Com efeito, relativamente à maneira pela qual a perspectiva cuvieriana relaciona as duas teleologias, a relação estabelecida por Darwin implica uma inversão de hierarquias. Na biologia darwiniana, de certo modo, as exigências do meio são primárias com relação à estrutura interna do organismo. Isso não significa que, para Darwin, a estrutura interna do organismo não conte. Apenas que ela não é a chave principal para se entender o fenômeno biológico. Isso é exatamente o oposto do que, segundo vimos mais acima, acontece na perspectiva cuvieriana. Ali, o que chamamos de teleologia interna é o fundamental. É mister, portanto, não confundir o funcionalismo cuvieriano com o adaptacionismo darwiniano.

Assim, ainda que Amundson tenha razão ao apontar a importância da oposição entre a perspectiva darwiniana e a perspectiva morfológica ou estruturalista da biologia pré-darwiniana; ele está incorrendo numa confusão quando vincula essa última oposição àquela outra aludida por Russell em Forma e função (cf. Admudson, 1988, p. 154). Nesta obra, no contexto de uma comparação entre as perspectivas de Cuvier e de Etienne Geoffroy Saint-Hilaire, Russell (1916, p. 78) contrapõe "a atitude teleológica, com a sua insistência na prioridade da função sobre a estrutura, à atitude morfológica, com o seu convencimento da prioridade da estrutura sobre a função". Ademais, Russell considera esse contraste "um dos mais fundamentais da biologia".

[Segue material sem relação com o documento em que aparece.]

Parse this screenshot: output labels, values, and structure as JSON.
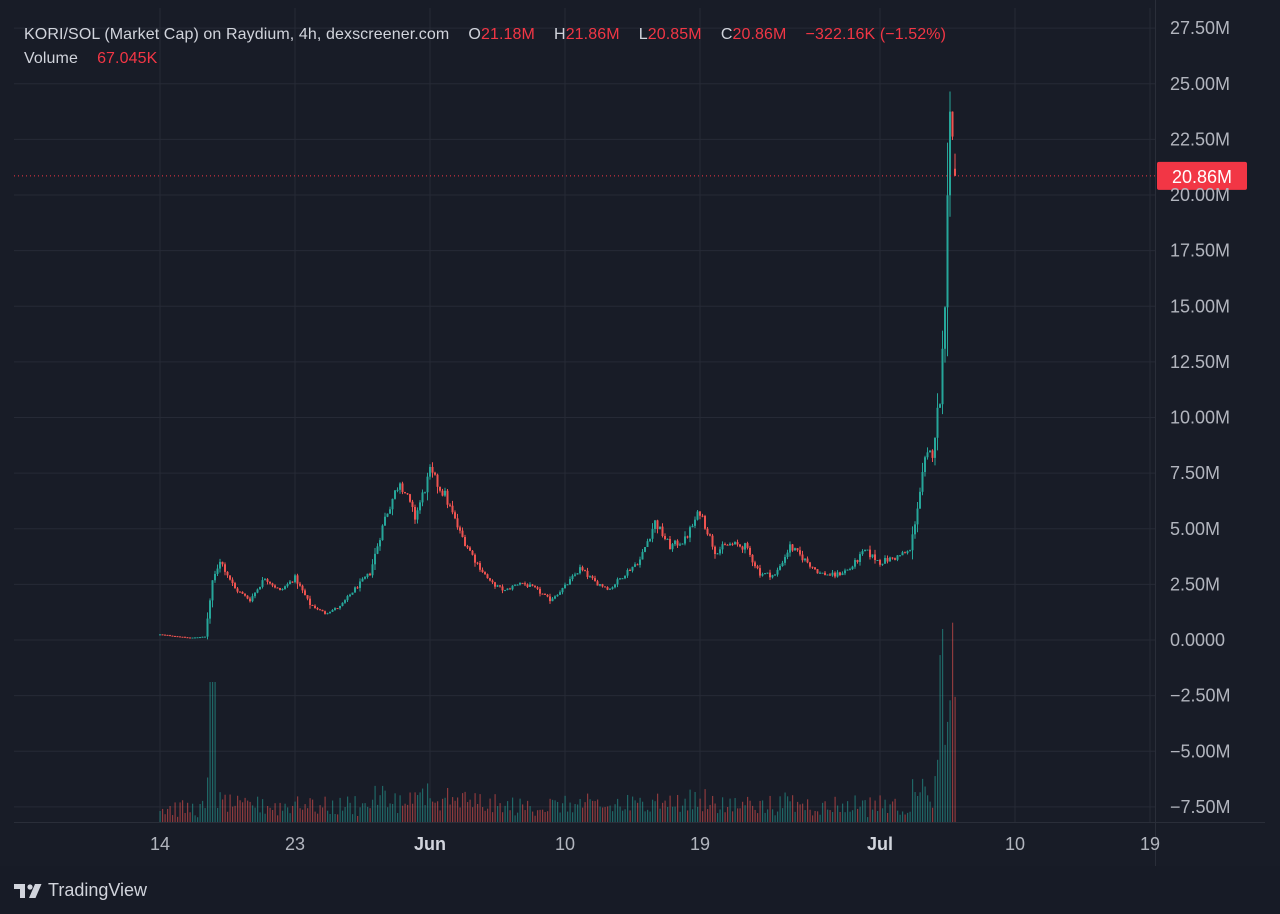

Porém, o que ali Russell entende por atitude teleológica não é o privilégio do estudo da adaptação do organismo ao ambiente sobre a análise de sua coerência estrutural. Trata-se, antes, do privilégio do estudo da unidade funcional do organismo sobre o estudo de sua pauta morfológica. Russell, é verdade, fala de adaptação funcional, mas o que ele entende por isso não é a adaptação darwiniana às condições de vida, mas antes a adequação de uma estrutura à sua função na economia animal. De fato, no que tange à oposição por ele colocada, e conforme se evidencia dois parágrafos mais abaixo, Russell põe Darwin ao lado de Geoffroy e não ao lado de Cuvier. Já no que diz respeito à oposição pertinentemente salientada por Admudson, Cuvier – como bem apontavam Webster e Goodwin (1996, p. 15 e ss.) – fica do mesmo lado de Geoffroy e de Owen; isto é: do lado do estruturalismo e da tipologia, na calçada oposta à de Darwin.5 5 Podemos encontrar erros análogos ao de Admudson em Ruse (1983) e em Gould (2002). Assim, em A revolução darwiniana e citando este célebre parágrafo de Forma e função, Ruse (1983, p. 189) vincula o que Russell chama de atitude teleológica com o modo utilitário de entender as estruturas biológicas proposto pelos teólogos como Paley (1809). O comentário de Ruse abona, ademais, o duplo erro que cometem Coleman (1964, p. 43) e Appel (1987, p. 46) ao vincular o funcionalismo cuvieriano com uma teleologia a la Paley que, por sua vez, ambos confundem com o pensamento aristotélico (cf. McClellan, 2001, p. 7). Gould (2002, p. 329), de sua parte, considera o conflito entre o formalista Owen e o adaptacionista Darwin como um replay da polêmica entre o formalista Geoffroy e o funcionalista Cuvier. Na realidade, e até onde pudemos apreciar sua derradeira e monumental The structure of evolutionay theory, Gould (cf. 2002, p. 251) não toma muito cuidado em distinguir funcionalismo de adaptacionismo.

2. O KANTISMO CUVIERIANO

Sem negligenciar definitivamente o estudo de qualquer coisa semelhante a isso que hoje, darwinianamente, chamamos de adaptação, acontece que tanto o projeto cuvieriano quanto o bernardiano (Bernard, 1878, p. 340; 1984, p. 137; Cuvier, 1805, p. 46) centravam-se nessa teleologia intra-orgânica que Kant, segundo já o apontamos, tinha considerado como inerente à definição de ser organizado (Russell, 1916, p. 35; Cassirer, 1948, p. 161).6 6 Por isso, ainda quando tenha razão em apontar que a posição de Cuvier não supõe o apelo a uma teleologia a la Paley, McClellan (2001, p. 7) se equivoca ao não reconhecer o lugar que a teleologia interna, a la Kant, continua a ter tanto no pensamento de Cuvier quanto no de Bernard. Assim o reconhece Cuvier (1805, p. 6) nas primeiras páginas de suas Lições de anatomia comparada, quando cita textual e explicitamente a noção kantiana de ser organizado.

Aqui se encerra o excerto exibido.